Mengubah minyak goreng bekas menjadi bahan bakar jet di Tiongkok
Permintaan bahan bakar penerbangan berkelanjutan tumbuh pesat, menjanjikan pasar yang menguntungkan dalam waktu dekat karena AS, Uni Eropa, dan banyak negara lain membutuhkan pencampuran dan penggantian bahan bakar fosil secara bertahap dengan bahan bakar berkelanjutan. Tiongkok juga meningkatkan kapasitas penelitian, pengembangan, dan produksinya untuk bahan bakar penerbangan berkelanjutan dari minyak goreng bekas.
Di sebuah restoran mewah di Chengdu, para pengunjung menikmati hotpot pedas, tanpa menyadari bahwa sisa minyak goreng yang mereka tinggalkan akan memiliki kehidupan kedua sebagai bahan bakar jet. Dengan sekitar 150.000 ton minyak goreng bekas yang dibuang oleh restoran-restoran di kota itu setiap tahun, perusahaan lokal Jinshang telah menemukan cara untuk mengolah minyak bekas tersebut dan mengekspornya untuk dijadikan bahan bakar jet. Di malam hari, para pengumpul mengunjungi ratusan restoran untuk mengambil bertong-tong sisa kaldu berminyak, lalu mengirimkannya ke pinggiran kota, tempat pabrik berada. Minyak tersebut disalurkan ke tangki-tangki besar dan menjalani proses pemurnian untuk menghilangkan sisa air dan kotoran, menghasilkan minyak industri yang jernih dan kekuningan.

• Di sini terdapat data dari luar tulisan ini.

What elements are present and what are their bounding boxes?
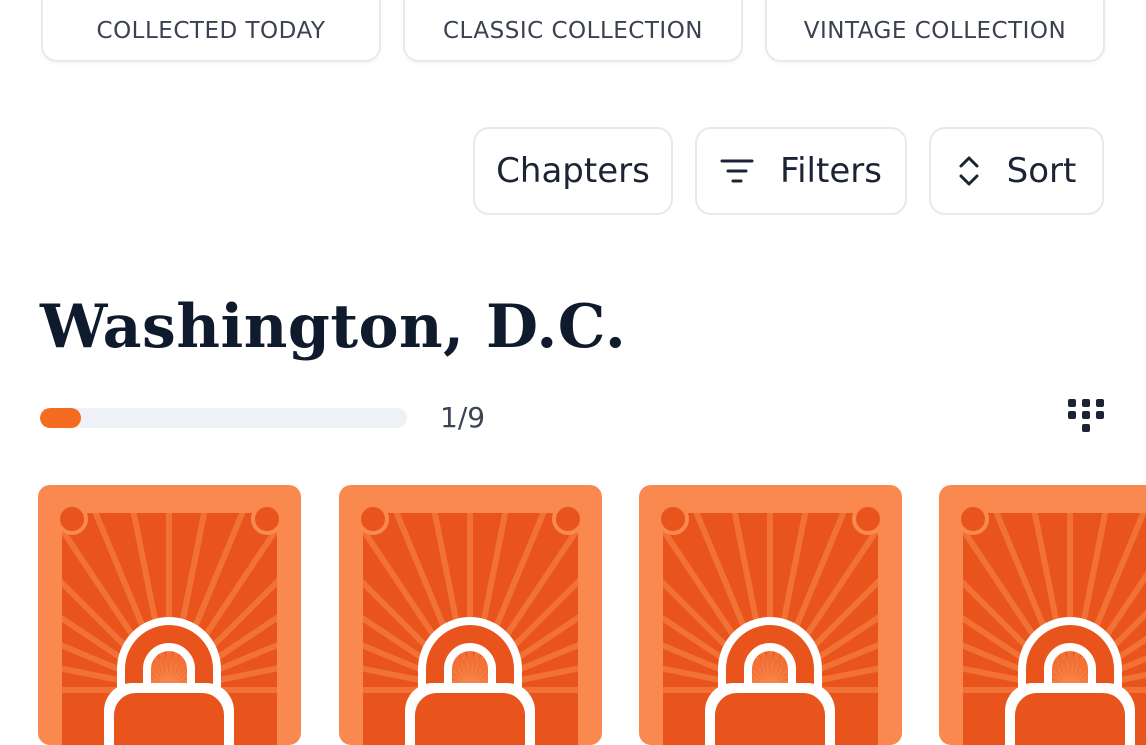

"Hotpot Sichuan kami terkenal di dunia. Tak hanya memungkinkan, tetapi juga dimanfaatkan sepenuhnya. Perusahaan kami mengumpulkan sekitar 300 hingga 400 ton minyak bekas setiap hari. Dan ini baru jumlah minyak yang dikumpulkan oleh satu perusahaan," ujar Bapak Ye Bin, Ketua Jinshang Environmental Technology Company.

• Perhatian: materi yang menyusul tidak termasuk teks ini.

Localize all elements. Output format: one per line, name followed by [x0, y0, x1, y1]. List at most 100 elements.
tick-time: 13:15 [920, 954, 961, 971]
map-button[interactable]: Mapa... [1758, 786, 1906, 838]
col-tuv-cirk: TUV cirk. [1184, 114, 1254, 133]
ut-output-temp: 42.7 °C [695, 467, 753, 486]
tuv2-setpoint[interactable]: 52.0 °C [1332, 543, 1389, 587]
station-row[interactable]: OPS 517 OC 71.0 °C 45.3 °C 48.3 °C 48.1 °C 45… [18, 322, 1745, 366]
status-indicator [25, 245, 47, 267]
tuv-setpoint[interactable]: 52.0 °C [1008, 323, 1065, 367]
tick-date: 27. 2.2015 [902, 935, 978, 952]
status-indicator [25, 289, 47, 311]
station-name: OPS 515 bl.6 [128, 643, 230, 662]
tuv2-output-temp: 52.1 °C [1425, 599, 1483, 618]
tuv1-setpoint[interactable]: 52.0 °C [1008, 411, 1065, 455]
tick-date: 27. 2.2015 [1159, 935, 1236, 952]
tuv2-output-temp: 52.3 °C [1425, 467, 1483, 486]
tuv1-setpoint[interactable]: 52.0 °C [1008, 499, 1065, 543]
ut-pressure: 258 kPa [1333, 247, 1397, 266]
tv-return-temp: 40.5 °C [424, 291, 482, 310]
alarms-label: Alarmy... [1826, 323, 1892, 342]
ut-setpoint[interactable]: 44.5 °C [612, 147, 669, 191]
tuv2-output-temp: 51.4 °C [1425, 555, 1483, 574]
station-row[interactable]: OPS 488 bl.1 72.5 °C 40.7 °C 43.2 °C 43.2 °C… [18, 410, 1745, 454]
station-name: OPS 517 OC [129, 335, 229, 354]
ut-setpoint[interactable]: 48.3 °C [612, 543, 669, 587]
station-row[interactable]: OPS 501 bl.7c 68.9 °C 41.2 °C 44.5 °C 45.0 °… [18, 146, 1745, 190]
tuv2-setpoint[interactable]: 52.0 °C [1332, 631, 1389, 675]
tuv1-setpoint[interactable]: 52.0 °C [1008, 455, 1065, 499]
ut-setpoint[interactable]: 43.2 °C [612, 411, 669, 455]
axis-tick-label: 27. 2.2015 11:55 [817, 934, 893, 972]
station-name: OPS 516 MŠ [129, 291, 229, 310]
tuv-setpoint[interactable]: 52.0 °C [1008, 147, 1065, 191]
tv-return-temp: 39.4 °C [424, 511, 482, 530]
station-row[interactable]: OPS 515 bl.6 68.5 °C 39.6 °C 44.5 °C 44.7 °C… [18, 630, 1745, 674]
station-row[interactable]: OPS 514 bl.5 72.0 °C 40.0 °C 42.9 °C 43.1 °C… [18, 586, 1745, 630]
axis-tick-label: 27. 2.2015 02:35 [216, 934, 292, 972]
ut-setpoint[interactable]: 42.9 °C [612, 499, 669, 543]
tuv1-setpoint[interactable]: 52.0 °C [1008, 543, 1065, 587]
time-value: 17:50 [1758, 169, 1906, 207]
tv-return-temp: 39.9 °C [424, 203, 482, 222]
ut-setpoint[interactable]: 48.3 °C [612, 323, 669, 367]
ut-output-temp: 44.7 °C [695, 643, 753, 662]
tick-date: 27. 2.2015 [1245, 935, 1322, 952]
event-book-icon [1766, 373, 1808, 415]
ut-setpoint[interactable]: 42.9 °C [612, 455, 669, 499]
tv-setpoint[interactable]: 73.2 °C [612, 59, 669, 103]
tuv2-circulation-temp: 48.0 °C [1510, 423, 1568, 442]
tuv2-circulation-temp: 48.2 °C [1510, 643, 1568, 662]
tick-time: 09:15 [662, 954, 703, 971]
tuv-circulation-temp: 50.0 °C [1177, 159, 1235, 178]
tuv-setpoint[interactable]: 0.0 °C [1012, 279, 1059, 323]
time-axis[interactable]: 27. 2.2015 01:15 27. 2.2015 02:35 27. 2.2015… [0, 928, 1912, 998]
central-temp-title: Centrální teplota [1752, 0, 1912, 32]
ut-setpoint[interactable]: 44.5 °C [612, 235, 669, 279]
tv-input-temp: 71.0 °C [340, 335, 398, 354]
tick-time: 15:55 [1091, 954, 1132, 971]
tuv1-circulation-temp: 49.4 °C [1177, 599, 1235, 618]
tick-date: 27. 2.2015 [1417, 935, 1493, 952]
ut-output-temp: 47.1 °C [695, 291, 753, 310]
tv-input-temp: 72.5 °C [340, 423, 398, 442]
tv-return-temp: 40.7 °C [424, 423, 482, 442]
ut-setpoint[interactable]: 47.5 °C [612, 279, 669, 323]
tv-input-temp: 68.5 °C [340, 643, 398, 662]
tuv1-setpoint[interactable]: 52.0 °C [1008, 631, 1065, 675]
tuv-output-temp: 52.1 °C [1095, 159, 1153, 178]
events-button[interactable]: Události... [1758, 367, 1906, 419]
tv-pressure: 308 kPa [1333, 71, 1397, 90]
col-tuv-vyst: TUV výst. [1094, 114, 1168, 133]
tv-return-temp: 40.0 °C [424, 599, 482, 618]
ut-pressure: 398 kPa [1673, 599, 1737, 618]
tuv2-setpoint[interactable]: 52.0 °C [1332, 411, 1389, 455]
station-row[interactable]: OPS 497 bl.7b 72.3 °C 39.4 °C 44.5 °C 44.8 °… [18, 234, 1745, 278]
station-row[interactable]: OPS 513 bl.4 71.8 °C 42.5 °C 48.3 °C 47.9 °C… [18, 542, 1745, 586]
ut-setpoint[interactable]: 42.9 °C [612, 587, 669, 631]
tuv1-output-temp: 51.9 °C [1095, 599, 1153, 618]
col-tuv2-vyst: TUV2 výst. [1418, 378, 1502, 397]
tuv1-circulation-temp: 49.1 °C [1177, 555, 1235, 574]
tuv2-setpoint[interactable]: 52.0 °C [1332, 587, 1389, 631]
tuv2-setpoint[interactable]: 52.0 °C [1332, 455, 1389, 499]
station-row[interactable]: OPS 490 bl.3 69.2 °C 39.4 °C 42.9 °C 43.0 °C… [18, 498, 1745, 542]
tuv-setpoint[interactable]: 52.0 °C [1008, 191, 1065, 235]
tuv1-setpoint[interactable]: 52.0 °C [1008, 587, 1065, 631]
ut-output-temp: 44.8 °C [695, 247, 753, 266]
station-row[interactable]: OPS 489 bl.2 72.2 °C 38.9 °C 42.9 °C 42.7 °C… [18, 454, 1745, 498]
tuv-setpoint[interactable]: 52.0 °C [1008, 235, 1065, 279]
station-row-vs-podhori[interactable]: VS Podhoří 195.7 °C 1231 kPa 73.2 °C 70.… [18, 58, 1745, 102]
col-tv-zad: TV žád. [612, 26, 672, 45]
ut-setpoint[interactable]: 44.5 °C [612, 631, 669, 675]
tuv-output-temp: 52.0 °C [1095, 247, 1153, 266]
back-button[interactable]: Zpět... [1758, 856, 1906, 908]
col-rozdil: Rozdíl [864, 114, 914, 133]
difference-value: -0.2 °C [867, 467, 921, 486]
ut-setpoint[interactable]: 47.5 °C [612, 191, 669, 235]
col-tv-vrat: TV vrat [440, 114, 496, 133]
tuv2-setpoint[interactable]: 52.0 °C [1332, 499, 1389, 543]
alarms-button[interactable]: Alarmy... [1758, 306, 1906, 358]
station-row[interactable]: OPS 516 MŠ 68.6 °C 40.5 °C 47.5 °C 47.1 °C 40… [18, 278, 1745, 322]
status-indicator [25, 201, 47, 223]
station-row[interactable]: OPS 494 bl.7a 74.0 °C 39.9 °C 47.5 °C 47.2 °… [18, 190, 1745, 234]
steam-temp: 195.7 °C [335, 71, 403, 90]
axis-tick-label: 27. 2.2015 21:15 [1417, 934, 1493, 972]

Minyak limbah olahan kemudian diekspor ke pelanggan, terutama di Eropa, AS, dan Singapura. Minyak limbah ini akan diproses lebih lanjut untuk menghasilkan bahan bakar penerbangan berkelanjutan.
Bapak Dong - Diner berbagi: "Saya pikir pemanfaatan limbah bermanfaat bagi keseluruhan sistem daur ulang, sangat ramah lingkungan."
Menurut Badan Energi Internasional, biofuel sangat penting untuk dekarbonisasi sektor penerbangan. Bahan bakar penerbangan berkelanjutan yang diproduksi dari bahan baku berbasis bio dapat mengurangi emisi karbon hingga 80% dibandingkan dengan bahan bakar penerbangan konvensional.

Mengadopsi bahan bakar penerbangan yang berkelanjutan merupakan solusi inti bagi industri penerbangan untuk mengurangi emisi.
Kesulitan dalam penerapan bahan bakar penerbangan berkelanjutan
Penerapan bahan bakar penerbangan berkelanjutan merupakan solusi inti bagi industri penerbangan untuk mengurangi emisi, tetapi proses implementasinya masih menghadapi banyak kesulitan dan tantangan besar, seperti biaya tinggi atau tantangan dalam pasokan dan produksi.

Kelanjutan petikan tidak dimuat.